O varejo paulista deve registrar um crescimento de 5% em 2025, conforme projeção da Federação do Comércio de Bens, Serviços e Turismo do Estado de São Paulo (FecomercioSP). Embora o índice seja positivo, ele representa uma desaceleração clara em comparação ao desempenho do ano anterior. Em 2024, o setor obteve uma alta expressiva de 9,3%, atingindo o maior faturamento bruto da série histórica até aquele momento, com R$ 1,42 trilhão.
Essa projeção de desempenho mais moderado para o varejo paulista reflete a atual situação econômica do Brasil, especialmente o ritmo observado no segundo semestre. Segundo a entidade, os números são “resultado de uma conjuntura complexa”, que mescla indicadores positivos de renda com desafios macroeconômicos estruturais.
Fatores que influenciam o consumo
Para compreender a movimentação do varejo paulista, é necessário analisar os dois lados da moeda econômica. Do lado positivo, o mercado de trabalho segue aquecido. O desemprego encerrou o trimestre até outubro em 5,4%, garantindo renda para as famílias. Dados do Ipea indicam que os rendimentos do trabalho cresceram 4% no terceiro trimestre. Essa dinâmica sustenta a expectativa de crescimento do PIB nacional entre 2% e 2,5%.
Entretanto, obstáculos significativos freiam uma expansão mais robusta. A inflação, apesar de iniciar uma curva de queda, mantém o IPCA acumulado em 4,68%, acima do teto da meta. O maior entrave, contudo, reside nos juros.

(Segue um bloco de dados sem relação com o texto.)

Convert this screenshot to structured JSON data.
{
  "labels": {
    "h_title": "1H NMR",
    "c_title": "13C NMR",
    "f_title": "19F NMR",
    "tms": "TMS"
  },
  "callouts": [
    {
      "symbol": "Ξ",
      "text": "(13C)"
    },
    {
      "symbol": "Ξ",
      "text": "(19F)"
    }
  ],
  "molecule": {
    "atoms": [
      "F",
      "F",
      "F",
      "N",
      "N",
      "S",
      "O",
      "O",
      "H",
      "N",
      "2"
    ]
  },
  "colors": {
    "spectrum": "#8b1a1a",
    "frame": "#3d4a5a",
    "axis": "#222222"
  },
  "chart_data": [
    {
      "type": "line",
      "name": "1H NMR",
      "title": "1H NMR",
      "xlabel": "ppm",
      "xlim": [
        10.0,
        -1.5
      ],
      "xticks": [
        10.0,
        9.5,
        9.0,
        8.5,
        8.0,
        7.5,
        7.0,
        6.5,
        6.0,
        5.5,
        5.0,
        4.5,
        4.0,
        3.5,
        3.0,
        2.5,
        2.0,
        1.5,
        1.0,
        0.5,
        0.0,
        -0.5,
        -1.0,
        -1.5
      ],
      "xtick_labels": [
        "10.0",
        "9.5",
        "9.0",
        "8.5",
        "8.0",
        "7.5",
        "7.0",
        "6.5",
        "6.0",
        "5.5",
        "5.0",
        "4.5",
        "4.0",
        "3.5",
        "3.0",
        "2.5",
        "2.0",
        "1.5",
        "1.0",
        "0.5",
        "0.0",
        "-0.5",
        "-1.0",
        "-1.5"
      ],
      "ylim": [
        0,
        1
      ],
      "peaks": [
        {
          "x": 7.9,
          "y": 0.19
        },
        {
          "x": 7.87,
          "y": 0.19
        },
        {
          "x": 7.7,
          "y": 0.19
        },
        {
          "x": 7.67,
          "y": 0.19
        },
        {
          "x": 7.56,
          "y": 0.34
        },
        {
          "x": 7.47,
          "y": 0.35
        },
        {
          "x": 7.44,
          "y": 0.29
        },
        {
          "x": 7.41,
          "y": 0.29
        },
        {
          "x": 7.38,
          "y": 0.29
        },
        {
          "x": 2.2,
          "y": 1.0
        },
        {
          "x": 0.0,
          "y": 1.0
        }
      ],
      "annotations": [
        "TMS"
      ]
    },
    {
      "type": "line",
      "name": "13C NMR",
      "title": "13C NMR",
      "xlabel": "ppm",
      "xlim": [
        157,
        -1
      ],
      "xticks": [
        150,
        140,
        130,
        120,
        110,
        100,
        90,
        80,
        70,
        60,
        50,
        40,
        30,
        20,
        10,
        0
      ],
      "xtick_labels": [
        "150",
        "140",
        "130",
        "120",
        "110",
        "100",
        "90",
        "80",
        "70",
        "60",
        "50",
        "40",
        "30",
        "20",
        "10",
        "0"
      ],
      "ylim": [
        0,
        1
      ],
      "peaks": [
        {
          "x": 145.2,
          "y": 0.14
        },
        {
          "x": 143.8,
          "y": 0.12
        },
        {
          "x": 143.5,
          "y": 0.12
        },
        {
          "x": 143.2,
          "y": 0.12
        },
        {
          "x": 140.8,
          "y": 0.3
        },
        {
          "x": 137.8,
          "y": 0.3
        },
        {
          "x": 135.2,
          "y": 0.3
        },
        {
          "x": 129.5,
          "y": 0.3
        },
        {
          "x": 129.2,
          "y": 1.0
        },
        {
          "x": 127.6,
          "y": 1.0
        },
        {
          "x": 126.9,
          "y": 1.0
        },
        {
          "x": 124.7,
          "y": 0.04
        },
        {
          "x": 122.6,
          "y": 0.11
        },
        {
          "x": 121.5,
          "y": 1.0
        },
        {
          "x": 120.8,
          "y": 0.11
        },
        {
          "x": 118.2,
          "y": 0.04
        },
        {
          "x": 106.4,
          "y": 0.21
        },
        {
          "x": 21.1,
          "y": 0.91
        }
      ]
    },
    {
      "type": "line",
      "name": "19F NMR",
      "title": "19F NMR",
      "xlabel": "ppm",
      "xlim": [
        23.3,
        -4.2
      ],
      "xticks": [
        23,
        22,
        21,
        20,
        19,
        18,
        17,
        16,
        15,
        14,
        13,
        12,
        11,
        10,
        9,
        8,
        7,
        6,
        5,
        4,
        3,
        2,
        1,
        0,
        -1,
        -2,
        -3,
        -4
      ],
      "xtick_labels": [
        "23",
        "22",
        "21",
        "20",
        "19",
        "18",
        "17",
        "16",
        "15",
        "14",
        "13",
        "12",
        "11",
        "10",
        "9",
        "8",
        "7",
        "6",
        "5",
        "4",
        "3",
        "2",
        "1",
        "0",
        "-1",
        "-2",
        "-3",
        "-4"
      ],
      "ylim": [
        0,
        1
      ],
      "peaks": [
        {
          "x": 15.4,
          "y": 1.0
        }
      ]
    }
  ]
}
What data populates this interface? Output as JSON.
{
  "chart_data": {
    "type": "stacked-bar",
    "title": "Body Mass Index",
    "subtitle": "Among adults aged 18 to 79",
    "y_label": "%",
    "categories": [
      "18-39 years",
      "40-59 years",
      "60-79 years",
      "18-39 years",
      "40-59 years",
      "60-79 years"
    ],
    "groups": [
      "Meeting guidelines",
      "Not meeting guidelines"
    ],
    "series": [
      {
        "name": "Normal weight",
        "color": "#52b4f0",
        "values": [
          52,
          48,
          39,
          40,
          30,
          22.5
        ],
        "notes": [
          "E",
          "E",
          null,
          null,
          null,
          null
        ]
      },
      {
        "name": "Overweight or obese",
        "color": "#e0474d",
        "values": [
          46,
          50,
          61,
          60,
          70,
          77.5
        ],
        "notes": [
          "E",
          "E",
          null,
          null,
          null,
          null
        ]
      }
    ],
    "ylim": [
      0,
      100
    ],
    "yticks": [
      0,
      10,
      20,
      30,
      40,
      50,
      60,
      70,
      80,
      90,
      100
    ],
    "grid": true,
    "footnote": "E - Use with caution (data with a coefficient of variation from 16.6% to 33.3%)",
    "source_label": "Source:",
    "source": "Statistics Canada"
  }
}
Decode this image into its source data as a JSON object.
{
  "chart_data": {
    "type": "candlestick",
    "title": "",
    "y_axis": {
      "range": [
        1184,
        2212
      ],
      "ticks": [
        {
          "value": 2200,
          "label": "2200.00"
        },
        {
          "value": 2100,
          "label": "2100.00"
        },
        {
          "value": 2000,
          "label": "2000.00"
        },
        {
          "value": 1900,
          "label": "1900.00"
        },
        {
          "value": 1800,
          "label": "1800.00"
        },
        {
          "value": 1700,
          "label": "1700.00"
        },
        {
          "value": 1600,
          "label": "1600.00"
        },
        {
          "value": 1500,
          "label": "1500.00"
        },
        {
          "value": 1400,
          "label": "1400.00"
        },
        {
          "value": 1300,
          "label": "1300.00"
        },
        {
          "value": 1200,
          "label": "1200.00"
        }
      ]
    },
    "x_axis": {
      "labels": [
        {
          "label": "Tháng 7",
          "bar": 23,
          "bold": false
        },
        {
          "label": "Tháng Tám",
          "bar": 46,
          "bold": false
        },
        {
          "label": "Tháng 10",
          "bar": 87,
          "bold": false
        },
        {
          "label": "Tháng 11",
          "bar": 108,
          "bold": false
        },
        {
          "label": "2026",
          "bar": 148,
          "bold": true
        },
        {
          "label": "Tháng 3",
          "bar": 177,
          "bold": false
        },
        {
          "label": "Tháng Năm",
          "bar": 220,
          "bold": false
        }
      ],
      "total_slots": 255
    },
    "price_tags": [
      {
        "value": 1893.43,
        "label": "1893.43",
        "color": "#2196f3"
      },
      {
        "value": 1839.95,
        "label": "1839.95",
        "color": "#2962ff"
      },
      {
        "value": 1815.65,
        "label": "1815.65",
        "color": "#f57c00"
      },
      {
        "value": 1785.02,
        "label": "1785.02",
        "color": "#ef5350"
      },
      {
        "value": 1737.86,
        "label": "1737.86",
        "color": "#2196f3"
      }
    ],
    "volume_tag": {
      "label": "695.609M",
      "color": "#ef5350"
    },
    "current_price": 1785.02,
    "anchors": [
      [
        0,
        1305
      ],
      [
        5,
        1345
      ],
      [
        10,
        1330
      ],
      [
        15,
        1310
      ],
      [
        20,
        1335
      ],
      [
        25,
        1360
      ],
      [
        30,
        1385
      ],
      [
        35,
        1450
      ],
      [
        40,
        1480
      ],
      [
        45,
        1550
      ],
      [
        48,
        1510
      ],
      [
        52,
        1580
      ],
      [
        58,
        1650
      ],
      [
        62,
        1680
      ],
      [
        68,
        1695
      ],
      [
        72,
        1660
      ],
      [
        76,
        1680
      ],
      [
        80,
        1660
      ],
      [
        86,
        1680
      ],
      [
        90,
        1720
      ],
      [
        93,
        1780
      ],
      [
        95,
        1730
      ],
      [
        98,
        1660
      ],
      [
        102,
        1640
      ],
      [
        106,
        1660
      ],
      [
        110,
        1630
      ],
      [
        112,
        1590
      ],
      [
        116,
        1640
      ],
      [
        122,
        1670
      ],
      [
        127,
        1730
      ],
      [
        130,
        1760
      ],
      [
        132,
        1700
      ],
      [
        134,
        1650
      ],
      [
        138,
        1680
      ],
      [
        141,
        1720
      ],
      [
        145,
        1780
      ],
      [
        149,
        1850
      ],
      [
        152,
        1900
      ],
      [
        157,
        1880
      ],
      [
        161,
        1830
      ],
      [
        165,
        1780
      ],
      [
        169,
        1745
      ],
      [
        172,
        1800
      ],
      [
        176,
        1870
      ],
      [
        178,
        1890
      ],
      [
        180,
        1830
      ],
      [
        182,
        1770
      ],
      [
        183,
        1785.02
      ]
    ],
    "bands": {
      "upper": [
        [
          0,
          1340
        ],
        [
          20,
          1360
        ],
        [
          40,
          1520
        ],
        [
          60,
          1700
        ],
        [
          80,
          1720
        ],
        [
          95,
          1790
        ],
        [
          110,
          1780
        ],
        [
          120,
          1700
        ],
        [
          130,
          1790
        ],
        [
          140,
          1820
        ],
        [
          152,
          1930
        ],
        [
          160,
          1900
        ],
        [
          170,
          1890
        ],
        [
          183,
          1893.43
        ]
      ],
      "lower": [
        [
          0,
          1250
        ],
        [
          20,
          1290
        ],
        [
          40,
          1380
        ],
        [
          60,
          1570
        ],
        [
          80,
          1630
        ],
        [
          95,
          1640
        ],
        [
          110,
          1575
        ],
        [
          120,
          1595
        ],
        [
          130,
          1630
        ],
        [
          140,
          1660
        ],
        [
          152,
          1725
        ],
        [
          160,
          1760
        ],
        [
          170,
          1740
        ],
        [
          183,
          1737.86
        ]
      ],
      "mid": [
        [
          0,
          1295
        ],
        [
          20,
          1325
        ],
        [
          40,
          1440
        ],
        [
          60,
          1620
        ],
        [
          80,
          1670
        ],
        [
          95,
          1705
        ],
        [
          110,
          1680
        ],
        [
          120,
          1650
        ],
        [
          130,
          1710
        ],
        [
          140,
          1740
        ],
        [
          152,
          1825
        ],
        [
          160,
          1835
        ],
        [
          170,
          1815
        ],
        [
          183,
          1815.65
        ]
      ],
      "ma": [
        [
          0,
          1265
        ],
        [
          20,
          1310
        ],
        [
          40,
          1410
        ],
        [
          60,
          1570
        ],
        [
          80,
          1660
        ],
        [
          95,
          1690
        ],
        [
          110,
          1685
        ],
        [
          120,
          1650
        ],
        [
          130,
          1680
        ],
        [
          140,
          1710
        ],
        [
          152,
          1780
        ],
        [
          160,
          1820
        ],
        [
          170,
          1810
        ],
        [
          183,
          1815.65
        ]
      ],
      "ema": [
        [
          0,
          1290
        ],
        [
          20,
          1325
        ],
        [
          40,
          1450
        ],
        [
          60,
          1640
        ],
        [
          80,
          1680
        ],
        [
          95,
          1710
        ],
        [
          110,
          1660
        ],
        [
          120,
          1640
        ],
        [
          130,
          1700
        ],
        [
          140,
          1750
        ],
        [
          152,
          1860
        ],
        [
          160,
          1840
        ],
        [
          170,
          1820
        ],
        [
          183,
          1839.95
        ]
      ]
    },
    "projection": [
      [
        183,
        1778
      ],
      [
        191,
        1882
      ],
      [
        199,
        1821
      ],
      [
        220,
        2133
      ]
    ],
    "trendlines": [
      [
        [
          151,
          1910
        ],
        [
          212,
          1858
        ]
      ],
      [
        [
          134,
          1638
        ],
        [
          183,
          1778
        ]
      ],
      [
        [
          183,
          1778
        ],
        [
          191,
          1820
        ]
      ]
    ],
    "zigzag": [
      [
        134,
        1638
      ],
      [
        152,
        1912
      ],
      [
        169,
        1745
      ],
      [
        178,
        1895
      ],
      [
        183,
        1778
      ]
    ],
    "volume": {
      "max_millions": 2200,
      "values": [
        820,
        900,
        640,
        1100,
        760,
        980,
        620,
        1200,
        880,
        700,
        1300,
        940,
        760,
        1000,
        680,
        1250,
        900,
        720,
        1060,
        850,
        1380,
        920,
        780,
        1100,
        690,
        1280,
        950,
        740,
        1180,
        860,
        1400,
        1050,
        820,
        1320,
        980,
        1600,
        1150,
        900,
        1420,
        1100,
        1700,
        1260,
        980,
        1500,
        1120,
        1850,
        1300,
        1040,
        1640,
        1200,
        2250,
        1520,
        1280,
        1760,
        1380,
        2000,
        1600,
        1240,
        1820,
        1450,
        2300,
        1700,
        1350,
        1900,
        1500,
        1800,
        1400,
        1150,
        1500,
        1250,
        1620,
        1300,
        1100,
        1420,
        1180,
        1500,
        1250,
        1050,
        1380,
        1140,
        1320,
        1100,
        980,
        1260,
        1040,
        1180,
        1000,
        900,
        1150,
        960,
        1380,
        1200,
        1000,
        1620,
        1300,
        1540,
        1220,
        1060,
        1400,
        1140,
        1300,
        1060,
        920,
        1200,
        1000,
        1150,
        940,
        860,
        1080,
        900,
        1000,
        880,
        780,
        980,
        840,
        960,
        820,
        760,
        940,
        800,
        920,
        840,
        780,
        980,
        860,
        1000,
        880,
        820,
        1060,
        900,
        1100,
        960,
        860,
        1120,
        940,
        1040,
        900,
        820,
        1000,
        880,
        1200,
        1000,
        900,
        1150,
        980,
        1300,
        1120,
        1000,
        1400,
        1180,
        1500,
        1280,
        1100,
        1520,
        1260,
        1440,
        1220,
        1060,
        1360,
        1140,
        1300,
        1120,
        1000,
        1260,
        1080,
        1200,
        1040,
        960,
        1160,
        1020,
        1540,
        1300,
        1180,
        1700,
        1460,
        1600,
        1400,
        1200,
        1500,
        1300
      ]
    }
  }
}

Com a Selic em 15% ao ano, o Brasil ocupa a segunda posição no ranking mundial de juros reais (9,74%), atrás apenas da Turquia.
Adicionalmente, as incertezas fiscais elevam o risco do ambiente de negócios. A ausência de um plano robusto de corte de gastos gera volatilidade, pressiona o câmbio e adia a queda dos juros, impactando diretamente o varejo paulista e a indústria, que deve crescer apenas 1% em 2025.
Oscilação semestral nas vendas
O desempenho do varejo paulista ao longo de 2025 não foi linear, apresentando semestres distintos conforme os dados da FecomercioSP:
- Primeiro Trimestre: O setor cresceu 9%, impulsionado por lojas de roupas e, principalmente, pela venda de automóveis.
- Segundo Trimestre: A expansão foi de 7%, sustentada por um salto nos supermercados e a manutenção do vestuário.
- Terceiro Trimestre: Houve uma desaceleração para 2%. Neste período, as lojas de móveis retraíram 7% e as peças de veículos caíram 1%.
A expectativa é que essa taxa de 2% se mantenha entre outubro e dezembro, consolidando o resultado anual abaixo do verificado em 2024.
Segmentos essenciais lideram a alta
A projeção de 5% para o varejo paulista será sustentada majoritariamente pelo consumo de itens essenciais. As atividades que mais se destacaram positivamente foram:
- Farmácias e perfumarias: Crescimento de 6%.
- Supermercados: Alta de 5%.
Em contrapartida, setores dependentes de crédito sentiram o peso dos juros altos. Eletrodomésticos, eletrônicos, móveis e materiais de construção apresentaram crescimentos modestos ou retração. Nos dados consolidados de janeiro a setembro, lojas de vestuário lideraram com 11% de alta, seguidas por autopeças e eletrônicos, ambos com 6%.